Diketahui Direktorat Tindak Pidana Siber Bareskrim Polri resmi mengumumkan hasil tes DNA terkait laporan dugaan manipulasi informasi dan pencemaran nama baik yang melibatkan inisial RK dan LM. 

Hasil pemeriksaan DNA yang diserahkan Biro Laboratorium Dokes Pusdokkes Polri pada Rabu (20/8/2025) memastikan bahwa RK tidak memiliki hubungan biologis dengan anak LM berinisial CA.

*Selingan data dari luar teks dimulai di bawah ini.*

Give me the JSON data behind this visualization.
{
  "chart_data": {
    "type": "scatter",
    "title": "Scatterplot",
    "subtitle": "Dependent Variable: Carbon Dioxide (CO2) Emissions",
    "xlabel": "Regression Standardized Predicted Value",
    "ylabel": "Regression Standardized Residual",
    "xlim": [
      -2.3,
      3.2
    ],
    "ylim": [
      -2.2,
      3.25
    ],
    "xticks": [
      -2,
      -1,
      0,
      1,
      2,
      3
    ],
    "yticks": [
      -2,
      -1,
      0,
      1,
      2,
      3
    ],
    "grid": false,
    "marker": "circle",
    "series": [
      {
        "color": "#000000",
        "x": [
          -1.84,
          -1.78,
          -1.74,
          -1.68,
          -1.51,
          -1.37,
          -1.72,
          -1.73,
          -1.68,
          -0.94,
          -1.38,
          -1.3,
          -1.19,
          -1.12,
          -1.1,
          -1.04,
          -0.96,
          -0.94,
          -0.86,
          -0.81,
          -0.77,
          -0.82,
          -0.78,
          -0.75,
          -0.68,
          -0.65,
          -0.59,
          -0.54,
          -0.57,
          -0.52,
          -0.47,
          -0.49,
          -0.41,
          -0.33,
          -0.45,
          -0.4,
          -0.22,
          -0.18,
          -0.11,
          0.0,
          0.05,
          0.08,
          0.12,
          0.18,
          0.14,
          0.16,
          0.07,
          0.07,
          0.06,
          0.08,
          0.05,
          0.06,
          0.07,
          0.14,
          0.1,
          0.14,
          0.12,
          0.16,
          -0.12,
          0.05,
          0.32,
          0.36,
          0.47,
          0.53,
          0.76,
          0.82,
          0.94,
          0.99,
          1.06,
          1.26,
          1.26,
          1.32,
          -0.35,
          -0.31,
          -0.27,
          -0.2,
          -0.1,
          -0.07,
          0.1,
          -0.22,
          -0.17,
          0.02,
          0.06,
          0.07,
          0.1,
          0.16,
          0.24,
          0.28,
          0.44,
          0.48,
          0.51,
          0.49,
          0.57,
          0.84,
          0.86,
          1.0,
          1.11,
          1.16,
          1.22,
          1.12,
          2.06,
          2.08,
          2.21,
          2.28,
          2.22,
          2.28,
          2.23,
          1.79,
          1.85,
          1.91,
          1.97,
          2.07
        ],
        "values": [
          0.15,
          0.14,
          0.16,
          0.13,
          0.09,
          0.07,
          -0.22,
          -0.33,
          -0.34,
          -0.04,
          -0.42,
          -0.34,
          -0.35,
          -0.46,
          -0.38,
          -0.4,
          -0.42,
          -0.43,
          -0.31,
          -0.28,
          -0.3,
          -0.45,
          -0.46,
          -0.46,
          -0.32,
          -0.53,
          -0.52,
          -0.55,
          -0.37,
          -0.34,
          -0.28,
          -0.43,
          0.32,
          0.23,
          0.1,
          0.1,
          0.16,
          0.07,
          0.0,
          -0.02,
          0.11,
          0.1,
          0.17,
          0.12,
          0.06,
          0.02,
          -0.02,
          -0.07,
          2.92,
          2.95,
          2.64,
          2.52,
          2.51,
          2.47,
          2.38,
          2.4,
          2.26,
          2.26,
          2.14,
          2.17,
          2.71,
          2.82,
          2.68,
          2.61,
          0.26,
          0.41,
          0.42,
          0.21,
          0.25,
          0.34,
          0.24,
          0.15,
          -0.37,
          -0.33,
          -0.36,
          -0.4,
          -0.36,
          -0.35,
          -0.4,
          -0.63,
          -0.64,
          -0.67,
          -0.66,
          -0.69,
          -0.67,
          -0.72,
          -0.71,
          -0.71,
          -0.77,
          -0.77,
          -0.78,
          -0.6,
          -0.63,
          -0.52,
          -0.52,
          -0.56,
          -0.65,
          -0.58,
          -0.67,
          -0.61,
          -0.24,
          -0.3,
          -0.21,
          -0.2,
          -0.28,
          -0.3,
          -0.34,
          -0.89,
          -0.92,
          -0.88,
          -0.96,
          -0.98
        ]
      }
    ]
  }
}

Kasubdit Siber Bareskrim Polri, Kombes Rizki mengatakan perkara ini berawal dari konten di dua akun Instagram milik Lisa Mariana, yang menyebutkan bahwa RK adalah ayah biologis anaknya. 

Klaim itu kembali ditegaskan LM dalam konferensi pers pada 11 April 2025, sehingga RK melaporkan dugaan pencemaran nama baik ke Bareskrim Polri.

"Atas hal tersebut, sodara RK membuat laporan polisi pada tanggal 11 April 2025. Hingga kini penyidik telah memeriksa 12 orang saksi, termasuk LM, serta tiga orang ahli yaitu ahli bahasa, ahli ITE, dan ahli hukum pidana," katanya kepada awak media, Kamis 20 Agustus 2025.

Selain itu, penyidik juga menyita sejumlah barang bukti berupa dokumen elektronik, sampel suara, serta dokumen surat lainnya. 

Kemudian pada 7 Agustus 2025, tim penyidik bersama tim Dokes Polri melakukan pengambilan sampel darah dan swab terhadap RK, LM, dan anak LM (CA) untuk dilakukan uji DNA.

"Hasil uji DNA yang keluar hari ini menunjukkan bahwa RK dan CA tidak memiliki kecocokan DNA atau non-identik," tuturnya.

Dengan hasil tersebut, penyidik akan melanjutkan proses hukum untuk memberikan kepastian hukum atas perkara ini, sesuai pasal-pasal dalam UU ITE maupun KUHP yang sebelumnya telah disangkakan.

Kasus ini sendiri disangkakan dengan sejumlah pasal, antara lain Pasal 51 ayat 1 junto Pasal 35, Pasal 45 ayat 1 junto Pasal 32 ayat 1, Pasal 48 ayat 2 junto Pasal 32 ayat 2, Pasal 45 ayat 4 junto Pasal 27A UU Nomor 1 Tahun 2024 tentang ITE, serta Pasal 310 dan Pasal 311 KUHP.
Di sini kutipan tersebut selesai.